Po doniesieniach o konflikcie interesów Susie Wolff, która jest dyrektorką kobiecej serii F1 Academy, a prywatnie żoną szefa stajni Mercedes, który potencjalnie miał posiadać poufne informacje dostępne tylko dla zarządu Formuły 1, FIA wszczęła śledztwo mające bliżej przyjrzeć się sprawie.

W odpowiedzi na działania federacji wszystkie zespoły opublikowały w swoich mediach społecznościowych oświadczenia, w których zaznaczają, że to nie one zgłosiły sprawę do FIA i stają w obronie Susie Wolff. Z analizy wszystkich oświadczeń wynika, że oficjalnie żadna ze stajni nie zgłosiła do federacji skargi, co może sugerować, że były to działania podjęte z inicjatywy FIA, która o jego wszczęciu nie poinformowała żadnej ze stron sprawy.

W czwartek wieczorem, dzień przed galą rozdania nagród za rok 2023, federacja oświadczyła, że aktualnie nie toczy się żadne śledztwo w sprawie konfliktu interesów żadnych z osób powiązanych z Formułą 1.

„Po dokonaniu przeglądu Kodeksu postępowania F1 i Polityki F1, dotyczącej konfliktu interesów F1 oraz po potwierdzeniu, że wdrożono odpowiednie środki ochronne w celu złagodzenia wszelkich potencjalnych konfliktów, FIA jest przekonana, że ​​system zarządzania zgodnością FOM jest wystarczająco solidny, aby zapobiec wszelkim nieuprawnione ujawnienie informacji poufnych” – czytamy w oświadczeniu.

„FIA może potwierdzić, że nie toczy się żadne postępowanie w zakresie dochodzeń etycznych lub dyscyplinarnych z udziałem jakiejkolwiek osoby”.

„Jako organ regulacyjny FIA ma obowiązek utrzymać integralność światowego sportu motorowego. FIA potwierdza swoje zaangażowanie na rzecz uczciwości i uczciwości”.

Mercedes rozważa jednak podjęcie kroków prawnych po zakończonej już aferze.

„Rozumiemy, że wydarzenia tego tygodnia cieszą się dużym zainteresowaniem mediów.

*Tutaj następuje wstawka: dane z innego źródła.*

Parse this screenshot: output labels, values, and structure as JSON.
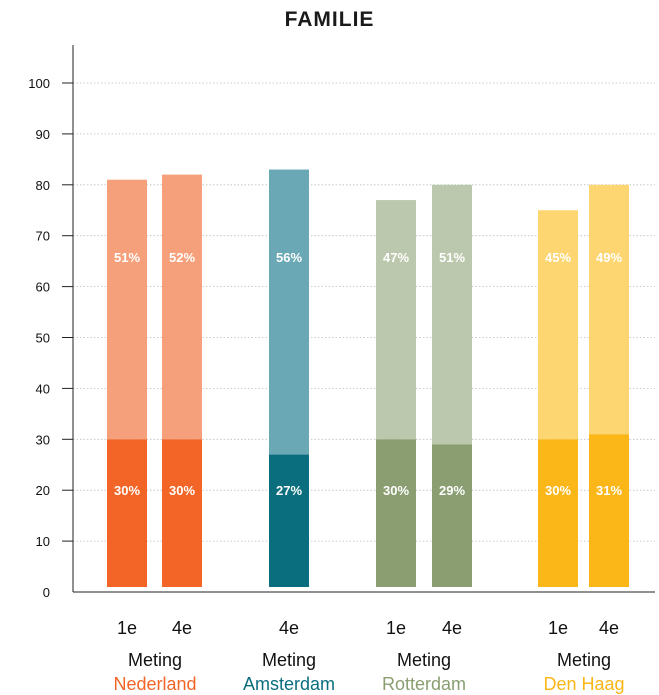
{
  "chart_data": {
    "type": "bar",
    "title": "FAMILIE",
    "ylim": [
      0,
      100
    ],
    "yticks": [
      0,
      10,
      20,
      30,
      40,
      50,
      60,
      70,
      80,
      90,
      100
    ],
    "grid": true,
    "groups": [
      {
        "name": "Nederland",
        "color_dark": "#F26527",
        "color_light": "#F5A07A",
        "bars": [
          {
            "label": "1e",
            "bottom": 30,
            "top": 51,
            "bottom_label": "30%",
            "top_label": "51%"
          },
          {
            "label": "4e",
            "bottom": 30,
            "top": 52,
            "bottom_label": "30%",
            "top_label": "52%"
          }
        ]
      },
      {
        "name": "Amsterdam",
        "color_dark": "#0A6E7E",
        "color_light": "#6BA8B5",
        "bars": [
          {
            "label": "4e",
            "bottom": 27,
            "top": 56,
            "bottom_label": "27%",
            "top_label": "56%"
          }
        ]
      },
      {
        "name": "Rotterdam",
        "color_dark": "#8A9E72",
        "color_light": "#BCC8AD",
        "bars": [
          {
            "label": "1e",
            "bottom": 30,
            "top": 47,
            "bottom_label": "30%",
            "top_label": "47%"
          },
          {
            "label": "4e",
            "bottom": 29,
            "top": 51,
            "bottom_label": "29%",
            "top_label": "51%"
          }
        ]
      },
      {
        "name": "Den Haag",
        "color_dark": "#FBB617",
        "color_light": "#FDD672",
        "bars": [
          {
            "label": "1e",
            "bottom": 30,
            "top": 45,
            "bottom_label": "30%",
            "top_label": "45%"
          },
          {
            "label": "4e",
            "bottom": 31,
            "top": 49,
            "bottom_label": "31%",
            "top_label": "49%"
          }
        ]
      }
    ],
    "meting_label": "Meting"
  }
}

Obecnie prowadzimy aktywną wymianę prawną z FIA. Oczekujemy pełnej przejrzystości co do tego, co i dlaczego miało miejsce, i wyraźnie zastrzegliśmy wszelkie prawa”.

„Dlatego prosimy o wyrozumiałość, że na razie nie będziemy oficjalnie komentować, ale z pewnością zajmiemy się tą sprawą we właściwym czasie” – napisał Mercedes w komunikacie prasowym.

Swoje oświadczenie wobec reakcji FIA opublikowała także oskarżona kilka dni wcześniej Susie Wolff.

„Kiedy wczoraj wieczorem zobaczyłam oświadczenie wydane przez FIA, moją pierwszą reakcją było: »Czy to już wszystko?« Przez dwa dni publicznie i podczas odpraw pojawiały się insynuacje na temat mojej uczciwości, ale nikt z FIA nie rozmawiał ze mną bezpośrednio”.

„Mogłam ponieść straty w wyniku nieudanego ataku na kogoś innego lub być celem nieudanej próby zdyskredytowania mnie osobiście, ale zbyt ciężko pracowałem, aby moja reputacja została podważona przez bezpodstawny komunikat prasowy” – dodaje.

„Jako sport przebyliśmy długą drogę. Byłam niezwykle wdzięczna za zjednoczone wsparcie zespołów Formuły 1. Pracowałam z wieloma pełnymi pasji kobietami i mężczyznami na Florydzie i w FIA, którym leży na sercu dobro naszego sportu. W Internecie spotkałem się z hejtem na temat mojej pracy i rodziny. Nie pozwolę się zastraszyć i zamierzam kontynuować tę sprawę, dopóki nie dowiem się, kto zainicjował tę kampanię i wprowadził media w błąd. Jako sport musimy wymagać czegoś lepszego i na to zasługujemy”.